Of course, this is not a perfect analogy as from my understanding of the paper it was referring to only living species – however, consider that there are 20 species of common house mouse in the Mus genus presently, and any movement of those branch points to a different genus (say, a field mouse) counts as a hit. 65.8% of the time, molecular biology confirms exactly what we had figured out by phylogeny. 65.8% of the time! And this is being extraordinarily stringent, allowing for no minor corrections. If you include these minor corrections (a single species being moved from field mouse to house mouse origins, or inclusion of other branches which were thought to have diverged earlier), we were now right 87.3% of the time. What are the odds of a random, incorrect theory based on wild assertion getting two completely separate, independently verified pieces of data to agree 87.3% of the time. The other 12.7% of the time where we were wrong? Well these are the surprises that John Feakes points out. Look at this 12.7%, he says, and please ignore the 87.3% of the time that they got it right. Keep in mind, also, that this is from within Classes – certainly no mammals were being shown to be more genetically similar to molluscs or vice versa.

This seems like a good time for a happy dinosaur break.

So yes, I did agree that the whale was a surprise. Yes, I should have been able to form a better argument than saying it’s an appeal to authority (but truly, it was the first time I’ve ever encountered the “so-and-so said” technique and was shocked by it.) None of that changes the fact that, the majority of the time, we were absolutely right. And the overwhelming majority of the time, we were very nearly right. No amount of personal incredulity will change the fact the odds of this happening by mere chance are extraordinarily low (p=0.029).

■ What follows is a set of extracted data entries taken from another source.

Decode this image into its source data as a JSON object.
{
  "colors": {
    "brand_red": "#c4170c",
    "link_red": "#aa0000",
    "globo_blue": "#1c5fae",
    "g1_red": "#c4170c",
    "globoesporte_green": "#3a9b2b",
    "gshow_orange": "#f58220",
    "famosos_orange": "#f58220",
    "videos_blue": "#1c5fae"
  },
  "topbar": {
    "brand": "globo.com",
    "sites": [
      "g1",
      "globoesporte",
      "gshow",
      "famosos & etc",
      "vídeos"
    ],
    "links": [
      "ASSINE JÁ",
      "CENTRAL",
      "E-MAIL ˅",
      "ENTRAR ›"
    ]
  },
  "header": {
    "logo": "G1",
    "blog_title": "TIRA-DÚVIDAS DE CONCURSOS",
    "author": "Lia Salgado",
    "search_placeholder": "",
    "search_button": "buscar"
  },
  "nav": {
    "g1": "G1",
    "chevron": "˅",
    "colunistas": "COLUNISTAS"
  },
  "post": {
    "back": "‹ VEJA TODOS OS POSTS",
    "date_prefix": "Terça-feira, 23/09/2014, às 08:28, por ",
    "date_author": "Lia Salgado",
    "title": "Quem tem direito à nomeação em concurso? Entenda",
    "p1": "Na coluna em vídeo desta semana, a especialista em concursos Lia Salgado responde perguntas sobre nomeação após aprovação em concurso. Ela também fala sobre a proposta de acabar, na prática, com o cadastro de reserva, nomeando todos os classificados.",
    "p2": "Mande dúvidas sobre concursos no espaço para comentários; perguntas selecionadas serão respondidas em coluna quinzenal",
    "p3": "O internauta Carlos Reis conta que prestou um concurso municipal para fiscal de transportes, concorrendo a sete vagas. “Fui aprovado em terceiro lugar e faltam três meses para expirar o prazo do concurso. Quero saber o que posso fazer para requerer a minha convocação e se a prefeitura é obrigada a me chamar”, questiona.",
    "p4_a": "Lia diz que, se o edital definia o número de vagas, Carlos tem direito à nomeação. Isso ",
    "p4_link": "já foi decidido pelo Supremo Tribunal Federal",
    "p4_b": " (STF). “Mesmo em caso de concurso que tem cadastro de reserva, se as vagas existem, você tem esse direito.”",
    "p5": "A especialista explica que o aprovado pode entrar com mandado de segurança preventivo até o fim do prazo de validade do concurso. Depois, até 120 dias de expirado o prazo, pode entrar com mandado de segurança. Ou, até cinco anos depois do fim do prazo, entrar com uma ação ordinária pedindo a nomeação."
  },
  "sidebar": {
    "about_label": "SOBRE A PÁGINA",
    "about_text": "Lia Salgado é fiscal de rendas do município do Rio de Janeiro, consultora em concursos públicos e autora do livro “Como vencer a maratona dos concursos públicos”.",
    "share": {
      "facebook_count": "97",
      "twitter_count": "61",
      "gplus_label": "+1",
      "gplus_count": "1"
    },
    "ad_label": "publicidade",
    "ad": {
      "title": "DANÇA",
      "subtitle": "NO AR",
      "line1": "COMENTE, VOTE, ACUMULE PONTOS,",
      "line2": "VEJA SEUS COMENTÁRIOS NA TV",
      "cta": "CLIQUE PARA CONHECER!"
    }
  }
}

Which are, shockingly, still better odds than your family ever having taken a recreational slide down Apatosaurus' neck

In fact, the authors of this papers state that “These results likely represent a worst-case scenario for morphogenus monophyly. Much of the compiled molecular work focused on ‘problem taxa,’ those known to be resistant to morphological analysis (e.g., freshwater bivalves, oysters, bovids).” These data are merely a conservative estimate on how right we were, based on data with a bias towards areas of morphological contention, and further works under the assumption that our genotyping techniques are perfect – and of course, errors are always possible. And they still were completely right in 65.8% of mammals.

If that isn’t evidence, I don’t know what is.

This was not my ancestors' family pet 6000 years ago, this is a the sort of thing that ate my shrew-like ancestors 20 millions years ago.

Oh, and as a final note, I resent being referred to as a “girl.” It implies immaturity, it’s condescending and it’s dismissive. It makes me sound like I’m playing dress up with big-girl pants. No one would refer to the guys who stood up to ask questions as “boys.” I don’t think it’s too much to ask to request the same level of respect.